Studies show that children who are given social skills instruction decrease their antisocial behavior, especially when the instruction is combined with some form of supportive peer group or family therapy. But the long-term effectiveness of any form of therapy for antisocial behavior has not been demonstrated. The fact that peer groups have such a strong influence on behavior suggests that schools that employ collaborative learning and the mainstreaming of antisocial students with regular students may prove most beneficial to the antisocial child. Because the classroom is a natural environment, learned skills do not need to be transferred. By judiciously dividing the classroom into groups and explicitly stating procedures for group interactions, teachers can create opportunities for positive interaction between antisocial and other students.

Further Reading

Evans, W. H., et al. Behavior and Instructional Management: An Ecological Approach. Boston: Allyn and Bacon, 1989.
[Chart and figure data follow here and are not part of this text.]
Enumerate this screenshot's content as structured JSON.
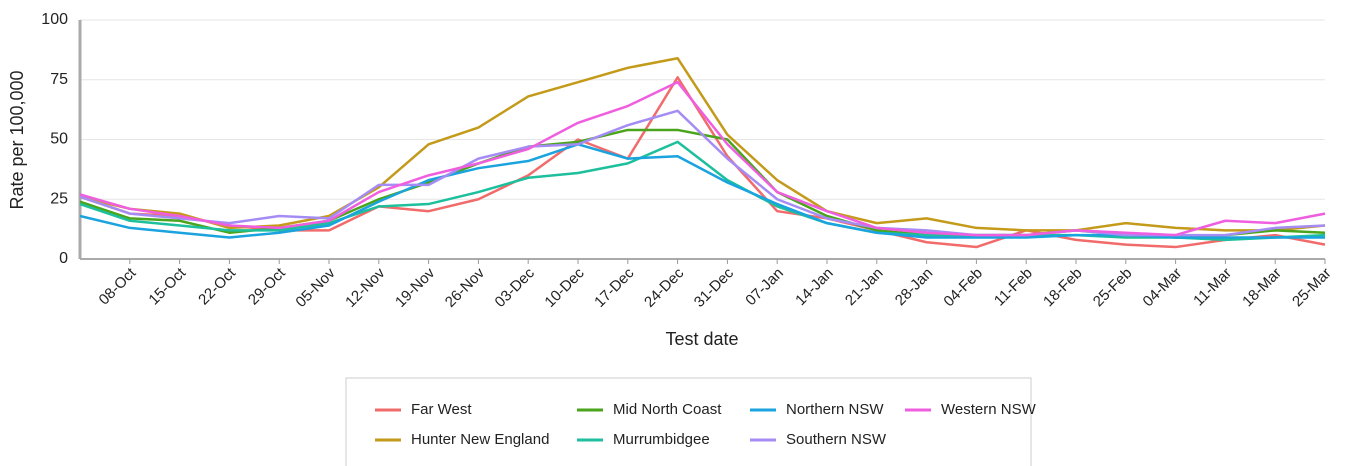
{
  "chart_data": {
    "type": "line",
    "y_label": "Rate per 100,000",
    "x_label": "Test date",
    "x": [
      null,
      "08-Oct",
      "15-Oct",
      "22-Oct",
      "29-Oct",
      "05-Nov",
      "12-Nov",
      "19-Nov",
      "26-Nov",
      "03-Dec",
      "10-Dec",
      "17-Dec",
      "24-Dec",
      "31-Dec",
      "07-Jan",
      "14-Jan",
      "21-Jan",
      "28-Jan",
      "04-Feb",
      "11-Feb",
      "18-Feb",
      "25-Feb",
      "04-Mar",
      "11-Mar",
      "18-Mar",
      "25-Mar"
    ],
    "ylim": [
      0,
      100
    ],
    "yticks": [
      0,
      25,
      50,
      75,
      100
    ],
    "grid": true,
    "series": [
      {
        "name": "Far West",
        "color": "#f26b6b",
        "values": [
          26,
          19,
          18,
          14,
          12,
          12,
          22,
          20,
          25,
          35,
          50,
          42,
          76,
          43,
          20,
          17,
          12,
          7,
          5,
          12,
          8,
          6,
          5,
          8,
          10,
          6
        ]
      },
      {
        "name": "Hunter New England",
        "color": "#c49a1a",
        "values": [
          26,
          21,
          19,
          13,
          14,
          18,
          30,
          48,
          55,
          68,
          74,
          80,
          84,
          52,
          33,
          20,
          15,
          17,
          13,
          12,
          12,
          15,
          13,
          12,
          12,
          14
        ]
      },
      {
        "name": "Mid North Coast",
        "color": "#4aa51c",
        "values": [
          24,
          17,
          16,
          11,
          13,
          16,
          25,
          32,
          40,
          47,
          49,
          54,
          54,
          50,
          28,
          18,
          12,
          10,
          10,
          10,
          12,
          10,
          9,
          10,
          12,
          11
        ]
      },
      {
        "name": "Murrumbidgee",
        "color": "#1dbf9c",
        "values": [
          23,
          16,
          14,
          12,
          12,
          15,
          22,
          23,
          28,
          34,
          36,
          40,
          49,
          33,
          22,
          15,
          11,
          10,
          10,
          10,
          10,
          9,
          9,
          8,
          9,
          10
        ]
      },
      {
        "name": "Northern NSW",
        "color": "#1aa3de",
        "values": [
          18,
          13,
          11,
          9,
          11,
          14,
          24,
          33,
          38,
          41,
          48,
          42,
          43,
          32,
          23,
          15,
          11,
          9,
          9,
          9,
          10,
          10,
          9,
          9,
          9,
          9
        ]
      },
      {
        "name": "Southern NSW",
        "color": "#a58cf5",
        "values": [
          26,
          19,
          17,
          15,
          18,
          17,
          31,
          31,
          42,
          47,
          48,
          56,
          62,
          42,
          25,
          17,
          13,
          12,
          10,
          10,
          12,
          10,
          10,
          10,
          13,
          14
        ]
      },
      {
        "name": "Western NSW",
        "color": "#f05ee0",
        "values": [
          27,
          21,
          18,
          14,
          13,
          16,
          28,
          35,
          40,
          46,
          57,
          64,
          74,
          48,
          28,
          20,
          13,
          11,
          10,
          10,
          12,
          11,
          10,
          16,
          15,
          19
        ]
      }
    ]
  }
}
Landau, Elaine. Teenage Violence. Englewood Cliffs, NJ: Julian Messner, 1990.

McIntyre, T. The Behavior Management Handbook: Setting Up Effective Behavior Management Systems. Boston: Allyn and Bacon, 1989.

Merrell, K. W. School Social Behavior Scales. Bradon, VT: Clinical Psychology Pub. Co., 1993.

Redl, Fritz. Children Who Hate: The Disorganization and Breakdown of Behavior Controls. New York: Free Press, 1965.

Shoemaker, Donald J. Theories of Delinquency: An Examination of Explanations of Delinquent Behavior, 2nd ed. New York: Oxford UP, 1990.

Whitehead, John T. and Steven P. Lab. Juvenile Justice: An Introduction. Cincinnati, OH: Anderson Pub. Co., 1990.

Wilson, Amos N. Understanding Black Adolescent Male Violence: Its Prevention and Remediation. Afrikan World Infosystems, 1992.